Obviously, it’s a complex effort, keeping a horse calm and cool in the corner. But if you add pressure slowly, make the corner a place of rest sometimes, and don’t ask a horse for its life on every trip, you’re on your way.
The biggest takeaway here is uncovering your own inadvertent cues. For instance, if you have no idea that every time you nod, your thigh muscles tighten, you’ll never understand why your horse tightens during the nod and therefore jumps when the gates clang. And that never gets you out perfectly.
Try this
What if you’re already in the corner with a hot mess? Consider these tips:
• Move those hooves
Some horses get hotter the more you mess with them. But moving their feet from left to right and breaking loose their shoulders gets them more relaxed than backing in and holding pressure [Summers]. Walking some circles and knocking that horse off your hands and feet helps, so when you back into the corner he’s thinking more about you than those gates opening [Woolman].
Improving Light Feet with Logan Olson
• Take a deep breath
When the music’s getting louder and you’re nervous on the inside, take a deep breath and relax and pet your horse. Sometimes when you help calm your horse, it actually calms you, too, when all that money’s on the line [Summers]. Is your grip on the reins too tight? Are you holding your breath in the corner? Learn how to breathe, even if you have to stick your tongue on the roof of your mouth [Woolman].

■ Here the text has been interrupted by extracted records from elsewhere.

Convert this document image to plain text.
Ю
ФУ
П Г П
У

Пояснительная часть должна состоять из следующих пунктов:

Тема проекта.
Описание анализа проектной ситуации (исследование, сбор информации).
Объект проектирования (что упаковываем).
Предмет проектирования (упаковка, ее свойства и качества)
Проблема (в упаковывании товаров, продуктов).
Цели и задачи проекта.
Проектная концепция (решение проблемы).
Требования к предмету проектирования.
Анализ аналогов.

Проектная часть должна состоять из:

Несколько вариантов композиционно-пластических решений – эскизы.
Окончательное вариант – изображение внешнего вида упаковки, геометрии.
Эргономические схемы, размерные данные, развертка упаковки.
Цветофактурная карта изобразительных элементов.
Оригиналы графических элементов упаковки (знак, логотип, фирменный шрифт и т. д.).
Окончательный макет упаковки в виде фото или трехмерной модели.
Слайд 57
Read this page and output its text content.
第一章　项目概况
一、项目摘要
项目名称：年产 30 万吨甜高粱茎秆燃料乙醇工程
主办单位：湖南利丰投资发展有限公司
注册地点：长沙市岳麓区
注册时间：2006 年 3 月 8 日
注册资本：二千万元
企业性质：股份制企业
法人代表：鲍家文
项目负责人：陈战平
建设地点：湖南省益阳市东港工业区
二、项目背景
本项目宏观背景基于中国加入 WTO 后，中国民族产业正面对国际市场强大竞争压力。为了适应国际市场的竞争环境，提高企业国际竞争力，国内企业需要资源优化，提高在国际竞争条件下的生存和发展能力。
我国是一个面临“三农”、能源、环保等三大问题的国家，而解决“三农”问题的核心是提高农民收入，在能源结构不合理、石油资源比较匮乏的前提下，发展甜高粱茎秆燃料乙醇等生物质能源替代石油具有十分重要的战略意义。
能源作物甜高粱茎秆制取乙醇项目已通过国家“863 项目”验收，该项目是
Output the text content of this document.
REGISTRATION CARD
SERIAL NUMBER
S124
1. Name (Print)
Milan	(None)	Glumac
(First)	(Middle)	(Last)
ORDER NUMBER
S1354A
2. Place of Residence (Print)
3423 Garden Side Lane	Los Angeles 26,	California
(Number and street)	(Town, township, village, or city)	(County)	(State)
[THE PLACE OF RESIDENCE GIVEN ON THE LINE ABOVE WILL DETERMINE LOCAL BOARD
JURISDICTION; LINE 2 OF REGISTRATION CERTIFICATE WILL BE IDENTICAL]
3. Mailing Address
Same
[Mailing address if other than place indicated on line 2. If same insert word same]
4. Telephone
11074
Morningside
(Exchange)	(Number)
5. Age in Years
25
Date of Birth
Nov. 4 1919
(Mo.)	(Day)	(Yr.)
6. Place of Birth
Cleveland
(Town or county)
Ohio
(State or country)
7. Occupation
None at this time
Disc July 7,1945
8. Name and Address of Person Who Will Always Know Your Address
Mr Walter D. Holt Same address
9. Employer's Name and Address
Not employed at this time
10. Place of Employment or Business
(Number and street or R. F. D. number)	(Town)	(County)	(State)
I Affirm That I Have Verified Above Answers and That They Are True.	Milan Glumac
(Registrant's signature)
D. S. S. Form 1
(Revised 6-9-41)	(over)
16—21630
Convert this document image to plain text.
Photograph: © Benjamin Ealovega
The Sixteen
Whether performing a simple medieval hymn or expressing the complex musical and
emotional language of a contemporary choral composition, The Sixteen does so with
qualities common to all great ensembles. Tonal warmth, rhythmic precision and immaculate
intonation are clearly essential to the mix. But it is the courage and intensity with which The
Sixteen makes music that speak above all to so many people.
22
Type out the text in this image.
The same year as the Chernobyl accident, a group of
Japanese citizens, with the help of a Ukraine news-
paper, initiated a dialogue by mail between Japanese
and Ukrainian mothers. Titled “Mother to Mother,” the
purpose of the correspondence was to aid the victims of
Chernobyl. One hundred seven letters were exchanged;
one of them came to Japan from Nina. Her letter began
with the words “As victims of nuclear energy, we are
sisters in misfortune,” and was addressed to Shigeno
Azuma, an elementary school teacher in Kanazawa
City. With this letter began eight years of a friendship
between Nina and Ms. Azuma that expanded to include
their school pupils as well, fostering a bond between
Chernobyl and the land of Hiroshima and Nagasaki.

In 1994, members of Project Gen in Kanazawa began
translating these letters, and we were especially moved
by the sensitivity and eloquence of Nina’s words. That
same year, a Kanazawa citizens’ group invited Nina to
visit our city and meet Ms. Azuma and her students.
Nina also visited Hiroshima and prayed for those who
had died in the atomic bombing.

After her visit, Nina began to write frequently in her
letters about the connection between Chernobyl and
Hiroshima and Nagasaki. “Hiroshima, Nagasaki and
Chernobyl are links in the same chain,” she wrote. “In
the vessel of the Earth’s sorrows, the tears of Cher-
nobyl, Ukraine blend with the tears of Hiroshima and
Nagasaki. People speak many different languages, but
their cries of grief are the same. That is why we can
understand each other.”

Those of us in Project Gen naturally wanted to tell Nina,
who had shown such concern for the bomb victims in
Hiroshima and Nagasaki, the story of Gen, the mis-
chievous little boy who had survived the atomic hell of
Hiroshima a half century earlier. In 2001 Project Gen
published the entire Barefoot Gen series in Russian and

WPRA World Champion Hope Thompson breaks down what taking a deep breath does for her and her horse. This applies to breakaway roping and team roping. Read here: The Breakaway Roper’s Last Breath
• Make a mental note for when you get home
Analyze video and common denominators. Ask yourself, “Do I have more than one horse doing this?” Horses listen to every move you make, so be cautious about what your body is signaling [Wade].
What Not to Do
Mistakes can be made when nerves are tense and a horse is hot, hot, hot. According to Clint Summers, Tyler Wade, Clay Logan, and Tee Woolman, whatever you do, do not:
• Get in a big hurry
Back in there and nod, but only as fast as it works out.
• Overlook weird head movements or stances, even at jackpots
All that does is teach a horse to do something undesirable and makes it a habit.
• Worry about prancing or habits that don’t affect the horse listening in the corner
Punishing a horse for prancing just adds more pressure.
• Completely reset your horse if he wriggles out of the corner
Turning a horse away from the steer is usually a release point; instead just ride forward and backward.
• Get off
Instead, ride him through the madness. Don’t keep roping, but keep riding to give him time to think about it.
• Engage in battle
Just work through the ups and downs. Never turn it into a disaster.